For dog owners, their pets are beloved and valued members of the family. Your pup is there to greet you when you get up in the morning and when you return from work. They love to be involved in everything you do, but as dogs age, it can become challenging for them to go through daily life with us the same way they did when they were young. If your house has different levels or high furniture, your senior dog might have difficulty moving the way he used to.
Dog steps can help increase your pet's access to all areas of your home and may strengthen their hindquarters to expand their range of motion on the hips. Dog steps allow your dog to climb onto the bed, couch, or split level of the home without strain. But if your senior dog has never used stairs before, can you teach an old dog new tricks? Here are a few simple techniques to help you get started.
Teach Him with Treats
One of the simplest ways to train your senior dog to use dog steps is to use the one thing he loves as much as he loves you: treats. With your dog at ground level and the stairs leading up to the bed or couch, have your dog sit quietly at the bottom of the stairs.
Next, place a treat on the first step and make sure it captures his attention. Invite him to take the treat. Now place a treat on the next step up, so he has to put his front paws on the staircase to reach it. Again, invite him to take it when you're ready.
Continue with this method with subsequent steps until he has reached the top of the stairs. Reward him with another treat and lots of love as a positive reinforcement for managing the climb.
Each time your dog performs the climb, decrease the number of treats you're using and practice going down as well. Eventually, the goal is to get your dog feeling optimistic about the stairs, even without a treat on each step.
Using a Harness for Assistance
If your dog is too hesitant to use the treat method, or they're simply very old and struggling, you can try to get your dog comfortable on the stairs using a harness.
To get started, gently fasten an appropriately sized harness around your dog's body and make sure it fits correctly. It shouldn't be too tight or loose. Your dog may be uncomfortable at first if he's never worn a harness before. Let him walk around in it and get used to the feeling before you begin working on the stairs.

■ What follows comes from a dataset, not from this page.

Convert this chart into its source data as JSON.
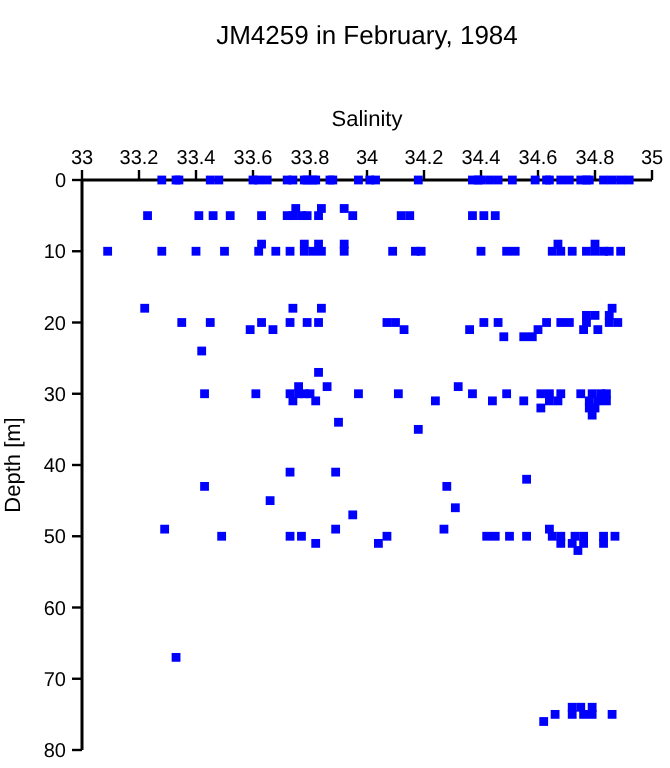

Using the harness, guide your senior dog to the base of the steps and reward him with a treat when he gets there. Use the treat method described above to encourage your dog to take the first step. If he places a paw on the next stair but is afraid or unwilling to move, gently use the harness to lift him on the next step. Reward him with a treat when he touches down.
Practice the movement of lifting him to each stair with rewards until he gets comfortable enough to make a move without any pressure on the harness. If your dog becomes ambitious at any point in the process and decides to climb the rest of the stairs, allow him to do so. If he becomes nervous and wants to move backward, you can comfort him or support him back down. Don't force him into an uncomfortable situation that will form a negative association with the staircase.
Two step pet stairs
Creating a Cue For Climbing Dog Steps
It's not good for your dog's health to eat a pile of treats every time they want to climb the staircase. Once they become comfortable with the process of climbing up and down, you'll need to phase the treats out.
Try using less treats each time until you're just feeding your dog a single treat when they reach the top or the bottom of the stairs. Eventually, you can switch to using your empty hand as a lure to guide your dog.
You may also want to try developing a verbal cue that notifies your dog you want him or her to climb the stairs or descend. Begin by using a treat at the top or bottom of the stairs and simultaneously maintaining a consistent verbal cue word. Choose something simple like "up," "climb," "down," or "here."
Use the same verbal cue each time, so your dog doesn't become confused. Once your dog understands the signal and responds, you can stop using treats and just reward him with some affection for a job well done.
Tips for Keeping Your Senior Dog Safe
Stairs can be tricky for a senior dog, even if they offer relief from jumping up and down off furniture. Place pillows on either side of the stairs at the beginning of the process in case your dog decides to jump off halfway through the climb or falls. You can also ensure the stairs aren't slippery for your dog but placing a carpeted runner or textured rubber pad on them. Make sure it adheres securely to the step for stability.
Try to keep the stairs in the same spot so your dog becomes familiar with their location, and never move them while he is using them.
Support Your Dog Through the Senior Years
As dogs age, their agility fades, and your faithful companion finds challenges in what used to be simple everyday tasks. By providing dog steps in your home and assisting your dog in learning to use them, you can help simplify their life.
Make the experience the most comfortable for your dog by selecting the best set of stairs for your home and needs. The material the stairs are made out of can impact the ease with which your dog can scale them.
Training your dog, especially a senior dog, can be a time-consuming process that requires patience and positivity. Make it a pleasant, bonding experience between you and your dog so that your best friend feels supported and loved in your home.